Note that without the np.ix_ call, only the diagonal elements would be selected, as was used in the previous example. This difference is the most important thing to remember about indexing with multiple advanced indexes.

Combining advanced and basic indexing

When there is at least one slice (:), ellipsis (...) or np.newaxis in the index (or the array has more dimensions than there are advanced indexes), then the behaviour can be more complicated. It is like concatenating the indexing result for each advanced index element

In the simplest case, there is only a single advanced index. A single advanced index can for example replace a slice and the result array will be the same, however, it is a copy and may have a different memory layout. A slice is preferable when it is possible.

Example

1
2
3
4
>>> x[1:2, 1:3]
array([[4, 5]])
>>> x[1:2, [1, 2]]
array([[4, 5]])

The easiest way to understand the situation may be to think in terms of the result shape. There are two parts to the indexing operation, the subspace defined by the basic indexing (excluding integers) and the subspace from the advanced indexing part. Two cases of index combination need to be distinguished:

  • The advanced indexes are separated by a slice, ellipsis or newaxis. For example x[arr1, :, arr2].
  • The advanced indexes are all next to each other. For example x[..., arr1, arr2, :] but not x[arr1, :, 1] since 1 is an advanced index in this regard.
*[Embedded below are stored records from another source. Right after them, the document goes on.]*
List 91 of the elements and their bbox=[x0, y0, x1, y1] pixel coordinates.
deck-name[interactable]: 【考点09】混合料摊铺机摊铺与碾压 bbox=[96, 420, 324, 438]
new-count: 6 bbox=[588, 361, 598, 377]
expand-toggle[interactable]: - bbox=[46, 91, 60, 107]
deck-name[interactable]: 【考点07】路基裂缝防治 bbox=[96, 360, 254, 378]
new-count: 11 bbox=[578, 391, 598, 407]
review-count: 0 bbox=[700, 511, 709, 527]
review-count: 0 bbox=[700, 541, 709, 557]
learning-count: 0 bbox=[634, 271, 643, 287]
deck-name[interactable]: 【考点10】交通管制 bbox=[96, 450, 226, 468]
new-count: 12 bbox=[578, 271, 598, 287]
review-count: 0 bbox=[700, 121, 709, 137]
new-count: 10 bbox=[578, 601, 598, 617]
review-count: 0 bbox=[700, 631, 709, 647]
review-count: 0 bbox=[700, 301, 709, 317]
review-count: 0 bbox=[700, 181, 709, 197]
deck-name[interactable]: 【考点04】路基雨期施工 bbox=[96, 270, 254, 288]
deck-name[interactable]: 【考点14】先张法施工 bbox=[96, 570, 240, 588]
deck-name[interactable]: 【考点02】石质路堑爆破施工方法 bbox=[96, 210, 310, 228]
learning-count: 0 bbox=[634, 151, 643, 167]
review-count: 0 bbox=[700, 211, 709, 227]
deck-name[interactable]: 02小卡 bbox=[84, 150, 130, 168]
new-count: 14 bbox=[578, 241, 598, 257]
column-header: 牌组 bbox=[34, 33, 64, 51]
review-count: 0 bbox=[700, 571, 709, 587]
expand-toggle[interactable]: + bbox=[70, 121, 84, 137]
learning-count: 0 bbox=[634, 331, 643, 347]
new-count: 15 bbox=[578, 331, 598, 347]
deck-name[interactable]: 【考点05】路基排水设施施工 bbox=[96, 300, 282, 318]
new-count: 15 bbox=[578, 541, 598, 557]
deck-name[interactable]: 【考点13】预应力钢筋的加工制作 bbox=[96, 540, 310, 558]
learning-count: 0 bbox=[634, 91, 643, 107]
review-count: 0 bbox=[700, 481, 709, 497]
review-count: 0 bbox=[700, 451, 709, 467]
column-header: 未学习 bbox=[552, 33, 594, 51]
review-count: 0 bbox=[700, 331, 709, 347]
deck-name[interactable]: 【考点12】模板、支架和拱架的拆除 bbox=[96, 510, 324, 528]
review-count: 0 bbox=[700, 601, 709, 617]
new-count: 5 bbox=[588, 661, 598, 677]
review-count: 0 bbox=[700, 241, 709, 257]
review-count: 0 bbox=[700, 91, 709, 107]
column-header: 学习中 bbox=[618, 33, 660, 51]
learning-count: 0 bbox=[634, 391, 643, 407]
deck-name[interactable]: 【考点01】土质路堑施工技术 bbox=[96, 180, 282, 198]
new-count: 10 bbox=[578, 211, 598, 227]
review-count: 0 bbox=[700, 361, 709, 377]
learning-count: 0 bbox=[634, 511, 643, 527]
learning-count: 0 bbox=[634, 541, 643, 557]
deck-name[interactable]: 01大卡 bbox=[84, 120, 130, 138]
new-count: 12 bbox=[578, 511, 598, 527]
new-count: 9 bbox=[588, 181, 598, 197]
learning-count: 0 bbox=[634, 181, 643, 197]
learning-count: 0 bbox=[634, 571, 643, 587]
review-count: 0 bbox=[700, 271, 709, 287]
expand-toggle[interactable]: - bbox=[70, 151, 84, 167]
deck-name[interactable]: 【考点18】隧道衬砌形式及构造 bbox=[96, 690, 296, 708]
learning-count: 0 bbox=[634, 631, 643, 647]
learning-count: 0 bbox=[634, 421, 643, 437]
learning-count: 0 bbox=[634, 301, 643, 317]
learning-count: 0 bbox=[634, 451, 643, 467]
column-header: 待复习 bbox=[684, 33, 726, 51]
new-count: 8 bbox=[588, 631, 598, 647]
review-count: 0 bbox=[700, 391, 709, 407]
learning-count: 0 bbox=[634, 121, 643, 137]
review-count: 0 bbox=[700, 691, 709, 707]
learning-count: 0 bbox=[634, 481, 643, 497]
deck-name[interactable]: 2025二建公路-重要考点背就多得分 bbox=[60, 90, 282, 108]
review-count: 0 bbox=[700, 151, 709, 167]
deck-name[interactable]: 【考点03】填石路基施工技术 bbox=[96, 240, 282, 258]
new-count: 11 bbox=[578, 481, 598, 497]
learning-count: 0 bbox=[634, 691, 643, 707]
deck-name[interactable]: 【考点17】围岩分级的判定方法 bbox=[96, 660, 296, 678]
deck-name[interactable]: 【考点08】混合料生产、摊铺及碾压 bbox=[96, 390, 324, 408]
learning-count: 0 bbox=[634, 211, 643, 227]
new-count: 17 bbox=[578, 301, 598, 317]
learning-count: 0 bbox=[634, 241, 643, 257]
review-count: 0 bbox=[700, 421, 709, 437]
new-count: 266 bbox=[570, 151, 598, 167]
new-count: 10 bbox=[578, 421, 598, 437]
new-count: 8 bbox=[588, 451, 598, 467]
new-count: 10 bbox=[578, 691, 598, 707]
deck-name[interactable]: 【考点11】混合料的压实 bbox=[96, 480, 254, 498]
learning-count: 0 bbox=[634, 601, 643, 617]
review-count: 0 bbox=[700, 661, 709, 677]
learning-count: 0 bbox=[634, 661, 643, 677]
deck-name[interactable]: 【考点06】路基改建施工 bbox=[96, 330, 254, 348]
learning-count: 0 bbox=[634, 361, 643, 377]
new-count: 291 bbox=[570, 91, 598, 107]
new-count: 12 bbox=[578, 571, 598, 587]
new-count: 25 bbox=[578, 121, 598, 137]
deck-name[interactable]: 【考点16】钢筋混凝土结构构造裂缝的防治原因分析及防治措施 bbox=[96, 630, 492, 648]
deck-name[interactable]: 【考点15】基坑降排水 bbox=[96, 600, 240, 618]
In the first case, the dimensions resulting from the advanced indexing operation come first in the result array, and the subspace dimensions after that. In the second case, the dimensions from the advanced indexing operations are inserted into the result array at the same spot as they were in the initial array (the latter logic is what makes simple advanced indexing behave just like slicing).

Example

Suppose x.shape is (10,20,30) and ind is a (2,3,4)-shaped indexing intp array, then result = x[...,ind,:] has shape (10,2,3,4,30) because the (20,)-shaped subspace has been replaced with a (2,3,4)-shaped broadcasted indexing subspace. If we let i, j, k loop over the (2,3,4)-shaped subspace then result[...,i,j,k,:] = x[...,ind[i,j,k],:]. This example produces the same result as x.take(ind, axis=-2).

Example

Let x.shape be (10,20,30,40,50) and suppose ind_1 and ind_2 can be broadcast to the shape (2,3,4). Then x[:,ind_1,ind_2] has shape (10,2,3,4,40,50) because the (20,30)-shaped subspace from X has been replaced with the (2,3,4) subspace from the indices. However,x[:,ind_1,:,ind_2] has shape (2,3,4,10,30,50) because there is no unambiguous place to drop in the indexing subspace, thus it is tacked-on to the beginning. It is always possible to use .transpose() to move the subspace anywhere desired. Note that this example cannot be replicated using take.